# PPD owner responsibilities



## Woody Taylor (Mar 28, 2006)

To what kinds of particular liability are PPD owners exposed? Are there particular steps you all take (special insurance, warning signs, etc.) to minimize your liability if something should happen?


----------



## Woody Taylor (Mar 28, 2006)

I think there was a discussion on another board about this a few weeks back...can't a "Dangerous Dog" sign also increase your liability?

Not talking about your situation, just talking about in some circumstances.


----------



## Sarah Hall (Apr 12, 2006)

I'm not sure of the legal side, and I'm sure it varies from city to city, but I think you should be held LESS responsible is someone is still stupid enough to break into your car/yard/house with a "Dangerous Dog" or "Caution K-9" sign on it...but that's just me. :twisted:


----------



## Connie Sutherland (Mar 27, 2006)

Sarah Hall said:


> I'm not sure of the legal side, and I'm sure it varies from city to city, but I think you should be held LESS responsible is someone is still stupid enough to break into your car/yard/house with a "Dangerous Dog" or "Caution K-9" sign on it...but that's just me. :twisted:


Well, that's probably just everyone.  

The thing is that in court, a case can be made (and has been made) against someone who "wilfully allowed an unstable or vicious dog, blah blah, blah..." based on the fact that the person was "worried enough" about and "sufficiently aware" of the dog's "viciousness" to post a sign.

Of course, it's legal maneuvers........

And equally of course, we all have to find out what statutes are on the books where we live, and what our insurance companies and landlords, if we have them, require.


----------



## Jeff Jones (May 10, 2006)

> The thing is that in court, a case can be made (and has been made) against someone who "wilfully allowed an unstable or vicious dog, blah blah, blah..." based on the fact that the person was "worried enough" about and "sufficiently aware" of the dog's "viciousness" to post a sign



in australia if your dog has undergone any personal protection training / schutzhund training you are ment to notify your local council to have your dog declared a "dangerous dog" 

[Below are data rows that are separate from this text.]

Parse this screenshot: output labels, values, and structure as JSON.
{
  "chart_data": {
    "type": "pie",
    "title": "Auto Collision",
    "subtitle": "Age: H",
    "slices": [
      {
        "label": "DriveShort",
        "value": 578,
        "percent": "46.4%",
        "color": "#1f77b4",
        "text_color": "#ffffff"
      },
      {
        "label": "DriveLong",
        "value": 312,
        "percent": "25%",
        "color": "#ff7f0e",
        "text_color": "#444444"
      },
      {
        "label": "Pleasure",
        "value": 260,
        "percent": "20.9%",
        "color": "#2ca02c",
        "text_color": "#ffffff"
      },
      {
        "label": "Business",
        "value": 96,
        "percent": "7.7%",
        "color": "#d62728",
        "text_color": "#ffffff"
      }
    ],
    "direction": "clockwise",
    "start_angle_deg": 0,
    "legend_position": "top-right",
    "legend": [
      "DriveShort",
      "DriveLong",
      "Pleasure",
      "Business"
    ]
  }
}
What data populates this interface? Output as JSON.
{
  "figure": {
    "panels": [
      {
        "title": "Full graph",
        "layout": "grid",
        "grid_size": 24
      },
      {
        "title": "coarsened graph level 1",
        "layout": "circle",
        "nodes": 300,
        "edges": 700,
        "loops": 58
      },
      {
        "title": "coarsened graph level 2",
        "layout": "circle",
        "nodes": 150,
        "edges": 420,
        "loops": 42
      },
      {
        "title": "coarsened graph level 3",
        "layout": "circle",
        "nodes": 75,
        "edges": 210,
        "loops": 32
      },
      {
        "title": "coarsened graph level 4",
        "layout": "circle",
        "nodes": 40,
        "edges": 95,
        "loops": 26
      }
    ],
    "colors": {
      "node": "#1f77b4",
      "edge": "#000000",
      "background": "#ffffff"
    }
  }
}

one of the requirements of keeping a dangerous dog on your property is to have warning signs stating you have a dangerous dog,

so in the courts eyes even if you have not told the council your dog has commenced any type of bite training but you post signs to the effect your dog will bite, you have pre knowledge of owning a dangerous dog, so any sign that states your dog may bite or even of an aggressive looking dog will get you in serious trouble if someone does get bitten,

i have public liability insurance covering my pooches that also covers them for emergency vet care 


(hope that makes sense i have just completed a 12 hour shift lol )


----------